Lo schiaffo che pensava di riservare all'Unione europea rischia di ritorcersi contro di lui. Il premier ultraconservatore Viktor Orban aveva chiesto ai suoi concittadini di bocciare il piano di redistribuzione di migranti e profughi preparato da Bruxelles che riserva all'Ungheria 1.294 persone su 160.000 presenti in Grecia e Italia. La maggioranza degli ungheersi non l'ha seguito. E adesso le opposizione chiedono che lui si dimetta.

Il referendum promosso dal Governo ungherese sulle quote di redistribuzione dei migranti da parte dell'Ue non ha raggiunto il quorum. Gli aventi diritto al voto erano 8.270.000; l'affluenza e' stata del 43,4%, al di sotto del 50% necessario perchè la consultazione fosse valida. Si tratta di un insuccesso per il popolarissimo Primo ministro Orban, che però ha subito rivendicato la netta affermazione del no, dato al 95%,  per trarne un'indicazione politica e battersi a Bruxelles contro la redistribuzione dei migranti tra gli Stati membri. Domani terrà un discorso davanti all'Orszaghàz, il Parlamento di Budapest.


La sinistra aveva invitato gli ungheresi a non recarsi alle urne e ora chiede un passo indietro a Orban insieme alla stessa estrema destra di Jobbik che pure sosteneva il no.  "Dopo una sconfitta come questa in un Paese normale e democratico il premier si deve dimettere", ha affermato l'ex premier socialdemocratico, Ferenc Gyurcsany. Per il leader dell'estrema destra, Gabor Vona, Orban "deve fare come Cameron: dimettersi".

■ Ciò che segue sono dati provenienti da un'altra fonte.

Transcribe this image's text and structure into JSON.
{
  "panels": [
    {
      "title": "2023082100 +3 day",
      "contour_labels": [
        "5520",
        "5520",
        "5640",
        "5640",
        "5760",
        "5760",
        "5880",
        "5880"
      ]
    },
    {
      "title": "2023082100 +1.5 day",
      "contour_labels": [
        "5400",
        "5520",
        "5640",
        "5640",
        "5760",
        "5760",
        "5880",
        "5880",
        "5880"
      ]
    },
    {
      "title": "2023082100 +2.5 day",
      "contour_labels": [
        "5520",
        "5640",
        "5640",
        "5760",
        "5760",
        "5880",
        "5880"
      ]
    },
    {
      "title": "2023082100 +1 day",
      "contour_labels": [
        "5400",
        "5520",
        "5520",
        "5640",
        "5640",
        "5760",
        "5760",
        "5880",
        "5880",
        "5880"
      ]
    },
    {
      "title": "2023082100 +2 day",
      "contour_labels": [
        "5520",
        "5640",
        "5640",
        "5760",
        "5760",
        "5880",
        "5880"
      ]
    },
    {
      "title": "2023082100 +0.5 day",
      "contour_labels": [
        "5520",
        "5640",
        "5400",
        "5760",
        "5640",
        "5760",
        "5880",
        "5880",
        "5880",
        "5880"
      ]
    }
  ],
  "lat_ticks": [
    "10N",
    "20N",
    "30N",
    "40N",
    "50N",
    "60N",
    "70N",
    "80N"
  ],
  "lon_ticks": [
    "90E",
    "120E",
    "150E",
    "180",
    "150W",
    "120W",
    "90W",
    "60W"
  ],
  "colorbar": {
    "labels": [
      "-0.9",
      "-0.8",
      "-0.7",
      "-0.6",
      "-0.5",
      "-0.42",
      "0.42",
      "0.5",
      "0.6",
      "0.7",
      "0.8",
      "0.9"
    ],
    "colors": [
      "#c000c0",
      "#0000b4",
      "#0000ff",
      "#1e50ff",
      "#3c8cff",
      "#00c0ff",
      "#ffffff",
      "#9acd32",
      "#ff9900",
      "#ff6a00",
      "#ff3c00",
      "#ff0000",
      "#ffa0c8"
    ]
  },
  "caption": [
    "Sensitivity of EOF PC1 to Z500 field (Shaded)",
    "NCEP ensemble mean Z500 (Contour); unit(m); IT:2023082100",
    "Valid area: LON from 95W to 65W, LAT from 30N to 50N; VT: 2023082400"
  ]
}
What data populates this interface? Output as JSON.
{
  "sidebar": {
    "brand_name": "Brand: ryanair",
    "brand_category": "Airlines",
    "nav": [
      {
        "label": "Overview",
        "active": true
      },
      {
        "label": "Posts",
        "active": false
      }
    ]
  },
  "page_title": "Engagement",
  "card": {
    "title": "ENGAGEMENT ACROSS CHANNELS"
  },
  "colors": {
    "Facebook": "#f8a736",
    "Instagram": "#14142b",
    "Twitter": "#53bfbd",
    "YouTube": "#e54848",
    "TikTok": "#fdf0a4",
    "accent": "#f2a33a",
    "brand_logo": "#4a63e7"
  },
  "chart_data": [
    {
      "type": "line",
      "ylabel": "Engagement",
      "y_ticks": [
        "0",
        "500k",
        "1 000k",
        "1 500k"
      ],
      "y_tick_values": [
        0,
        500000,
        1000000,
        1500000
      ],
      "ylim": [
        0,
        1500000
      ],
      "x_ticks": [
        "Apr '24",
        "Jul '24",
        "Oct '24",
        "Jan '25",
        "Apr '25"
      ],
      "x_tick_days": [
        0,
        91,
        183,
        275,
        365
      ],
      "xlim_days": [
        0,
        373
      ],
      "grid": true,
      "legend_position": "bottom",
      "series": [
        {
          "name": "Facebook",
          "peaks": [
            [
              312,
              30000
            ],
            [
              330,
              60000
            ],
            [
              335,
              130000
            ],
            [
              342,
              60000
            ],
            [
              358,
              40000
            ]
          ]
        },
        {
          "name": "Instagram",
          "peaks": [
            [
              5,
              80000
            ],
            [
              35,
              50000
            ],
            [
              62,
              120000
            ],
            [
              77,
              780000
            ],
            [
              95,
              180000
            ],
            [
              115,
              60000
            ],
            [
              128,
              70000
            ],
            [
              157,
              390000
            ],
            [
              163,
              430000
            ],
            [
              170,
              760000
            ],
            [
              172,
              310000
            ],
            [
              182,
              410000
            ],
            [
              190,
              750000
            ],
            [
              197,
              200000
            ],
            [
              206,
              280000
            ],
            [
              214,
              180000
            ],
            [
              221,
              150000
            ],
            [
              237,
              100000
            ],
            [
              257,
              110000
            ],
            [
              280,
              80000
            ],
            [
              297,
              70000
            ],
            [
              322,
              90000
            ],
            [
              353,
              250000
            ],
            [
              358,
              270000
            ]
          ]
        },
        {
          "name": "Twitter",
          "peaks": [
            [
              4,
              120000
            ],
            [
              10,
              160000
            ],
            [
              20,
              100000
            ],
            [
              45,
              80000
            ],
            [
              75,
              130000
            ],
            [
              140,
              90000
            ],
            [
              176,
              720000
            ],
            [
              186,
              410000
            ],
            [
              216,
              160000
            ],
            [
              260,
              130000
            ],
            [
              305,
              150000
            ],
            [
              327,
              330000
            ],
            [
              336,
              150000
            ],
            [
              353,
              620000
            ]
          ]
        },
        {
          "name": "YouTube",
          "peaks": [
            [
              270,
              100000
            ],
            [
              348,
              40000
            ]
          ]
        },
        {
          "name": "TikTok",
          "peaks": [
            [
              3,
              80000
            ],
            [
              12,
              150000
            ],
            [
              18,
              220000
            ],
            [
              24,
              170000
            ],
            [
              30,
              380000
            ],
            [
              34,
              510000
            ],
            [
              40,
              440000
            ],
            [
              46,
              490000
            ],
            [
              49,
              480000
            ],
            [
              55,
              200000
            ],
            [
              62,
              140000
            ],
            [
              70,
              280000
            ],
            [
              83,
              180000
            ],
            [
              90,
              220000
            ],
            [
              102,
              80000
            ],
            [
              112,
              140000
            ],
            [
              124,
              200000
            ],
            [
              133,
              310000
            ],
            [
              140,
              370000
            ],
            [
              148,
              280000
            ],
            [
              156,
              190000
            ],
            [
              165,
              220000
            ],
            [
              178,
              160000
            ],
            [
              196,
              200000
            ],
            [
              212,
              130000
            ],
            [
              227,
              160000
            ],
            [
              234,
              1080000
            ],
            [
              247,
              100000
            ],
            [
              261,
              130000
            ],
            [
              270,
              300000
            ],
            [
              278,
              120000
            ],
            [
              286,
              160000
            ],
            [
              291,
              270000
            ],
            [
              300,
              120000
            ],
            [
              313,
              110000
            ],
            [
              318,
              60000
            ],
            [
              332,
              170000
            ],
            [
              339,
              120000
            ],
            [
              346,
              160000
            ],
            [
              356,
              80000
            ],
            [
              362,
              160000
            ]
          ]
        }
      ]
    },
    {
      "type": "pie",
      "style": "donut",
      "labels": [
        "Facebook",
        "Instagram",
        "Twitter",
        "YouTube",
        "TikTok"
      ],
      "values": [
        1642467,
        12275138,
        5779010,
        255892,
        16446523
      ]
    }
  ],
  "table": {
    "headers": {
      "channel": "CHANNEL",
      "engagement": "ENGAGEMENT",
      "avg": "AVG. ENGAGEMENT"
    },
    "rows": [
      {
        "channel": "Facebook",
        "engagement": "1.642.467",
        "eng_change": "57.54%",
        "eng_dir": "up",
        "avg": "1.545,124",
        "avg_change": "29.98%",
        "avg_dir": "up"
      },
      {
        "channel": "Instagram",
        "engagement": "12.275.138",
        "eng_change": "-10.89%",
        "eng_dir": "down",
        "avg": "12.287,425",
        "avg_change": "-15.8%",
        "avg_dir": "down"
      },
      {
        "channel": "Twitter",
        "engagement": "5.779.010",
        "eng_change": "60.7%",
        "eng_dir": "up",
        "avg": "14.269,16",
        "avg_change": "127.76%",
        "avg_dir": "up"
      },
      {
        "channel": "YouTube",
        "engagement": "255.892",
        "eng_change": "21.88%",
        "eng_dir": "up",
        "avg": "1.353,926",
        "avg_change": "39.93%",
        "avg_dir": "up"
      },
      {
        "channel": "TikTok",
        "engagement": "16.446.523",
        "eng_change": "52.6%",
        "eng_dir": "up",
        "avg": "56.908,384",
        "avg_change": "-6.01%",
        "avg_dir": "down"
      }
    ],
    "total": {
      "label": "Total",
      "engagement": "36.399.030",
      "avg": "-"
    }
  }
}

Il mancato quorum è in linea con precedenti consultazioni referendarie (in quella del 2004 sull'adesione all'Unione europea votò il 48% degli aventi diritto. Il quesito era così formulato: "Vuole che l'Ue possa prescrivere l'insediamento obbligatorio di cittadini non ungheresi anche senza il consenso del Parlamento ungherese?". I seggi si sono chiusi alle 19. Il referendum era stato convocato dal governo del premier nazionalconservatore Viktor Orban, al potere dal 2010, il quale ha deciso di consultare i cittadini sulla scelta dell'Ue di ripartire fra gli Stati membri i migranti arrivati con la recente ondata.